In sobriety, there’s this illusion that if you do things right—get a sponsor, work your steps, train hard, meditate, take the right supplements—you can somehow bypass the hardest parts. That you can build a clean, efficient route around the messiness and get to clarity without having to sit in the mud.
But here’s the truth no one wants to say out loud:
You don’t get out of it. You just go through it—or try to work around it—but either way, it is still happening.
“It,” in this case, being everything: grief, rage, regret, boredom, loneliness, old shame, new pain, the occasional existential spiral while you’re brushing your teeth. Sobriety doesn’t erase it—it simply strips away the buffer between you and whatever’s waiting beneath the surface.

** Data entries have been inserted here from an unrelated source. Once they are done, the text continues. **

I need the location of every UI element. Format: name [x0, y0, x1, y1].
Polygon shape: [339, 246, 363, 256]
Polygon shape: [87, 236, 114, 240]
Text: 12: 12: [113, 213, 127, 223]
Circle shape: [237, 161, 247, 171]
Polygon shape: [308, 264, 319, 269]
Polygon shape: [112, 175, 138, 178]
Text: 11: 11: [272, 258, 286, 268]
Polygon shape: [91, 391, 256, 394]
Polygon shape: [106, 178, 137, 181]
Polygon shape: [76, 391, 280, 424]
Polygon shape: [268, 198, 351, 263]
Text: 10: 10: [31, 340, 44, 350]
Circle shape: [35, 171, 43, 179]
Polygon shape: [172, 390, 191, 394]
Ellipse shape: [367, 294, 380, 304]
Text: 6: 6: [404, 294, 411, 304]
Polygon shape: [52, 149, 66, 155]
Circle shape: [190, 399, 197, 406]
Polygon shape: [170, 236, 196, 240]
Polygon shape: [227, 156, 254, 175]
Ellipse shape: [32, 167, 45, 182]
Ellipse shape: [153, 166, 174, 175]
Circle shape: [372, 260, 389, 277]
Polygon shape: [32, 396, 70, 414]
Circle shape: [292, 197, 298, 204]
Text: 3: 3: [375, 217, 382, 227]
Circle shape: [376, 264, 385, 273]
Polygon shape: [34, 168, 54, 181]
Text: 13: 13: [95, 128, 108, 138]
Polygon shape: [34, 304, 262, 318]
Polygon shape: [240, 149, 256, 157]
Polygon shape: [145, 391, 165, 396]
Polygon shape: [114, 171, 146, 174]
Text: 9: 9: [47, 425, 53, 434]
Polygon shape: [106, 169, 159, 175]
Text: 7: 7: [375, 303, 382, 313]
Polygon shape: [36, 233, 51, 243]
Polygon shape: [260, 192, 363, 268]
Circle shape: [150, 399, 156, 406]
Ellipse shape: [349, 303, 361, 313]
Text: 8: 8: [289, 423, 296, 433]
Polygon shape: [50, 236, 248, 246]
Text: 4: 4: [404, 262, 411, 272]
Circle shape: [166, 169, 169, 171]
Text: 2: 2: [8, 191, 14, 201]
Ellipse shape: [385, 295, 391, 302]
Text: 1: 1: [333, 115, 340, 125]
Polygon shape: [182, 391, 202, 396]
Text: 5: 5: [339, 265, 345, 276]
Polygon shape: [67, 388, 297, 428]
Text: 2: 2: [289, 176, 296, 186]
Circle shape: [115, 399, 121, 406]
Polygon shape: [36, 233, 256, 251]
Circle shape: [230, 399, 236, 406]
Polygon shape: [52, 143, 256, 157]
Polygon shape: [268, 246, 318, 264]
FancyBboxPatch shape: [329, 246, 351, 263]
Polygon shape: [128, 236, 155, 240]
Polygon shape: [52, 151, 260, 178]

Early on, I thought I could outmaneuver discomfort. Replace the chaos with routines. Trade the bar for the trailhead, the blackout for the 50-miler. And in some ways, that swap helped. Movement gave me rhythm. Endurance gave me space. But the pain? The thoughts I drank to dodge? They didn’t vanish. They just waited for me at mile 30.
And that’s the thing sobriety teaches you, slowly and relentlessly:
Even if you try to go around it, you’re still going through it.
The emotional processing still happens. The old narratives still surface. The body keeps the score. And at some point, you stop trying to shortcut the work and realize that the work is the point.
Sometimes that means sitting still when every cell in your body wants to run. Sometimes it means reaching out when the story in your head tells you not to bother. Sometimes it means accepting that you’re sad, anxious, angry—and that those feelings don’t need fixing, just witnessing.
And here’s the twist: once you stop resisting the it, once you let it unfold, it loses some of its power. Not all of it. Not right away. But enough that you start to feel space opening up where suffocation used to live.
I’ve had days in sobriety where I’ve white-knuckled through everything, pretending I was strong when I was just dissociating. I’ve had other days where I laid on the floor and cried for no clear reason and felt more grounded after. I’ve run 20 miles to process something I should’ve just written about. And I’ve written about things I should’ve probably screamed into a canyon.
But in all those moments—whether I went around the pain or charged straight into it—it still happened. Sobriety still asked me to be there for it. Still asked me to show up.
So if you’re in a stretch of recovery where you feel like you’re faking it, avoiding it, barely holding on—just know this:
You’re still in it.
It’s still working.
You’re still showing up.
Sometimes the best we can do is not run from ourselves completely. And some days, that’s enough. Maybe even everything.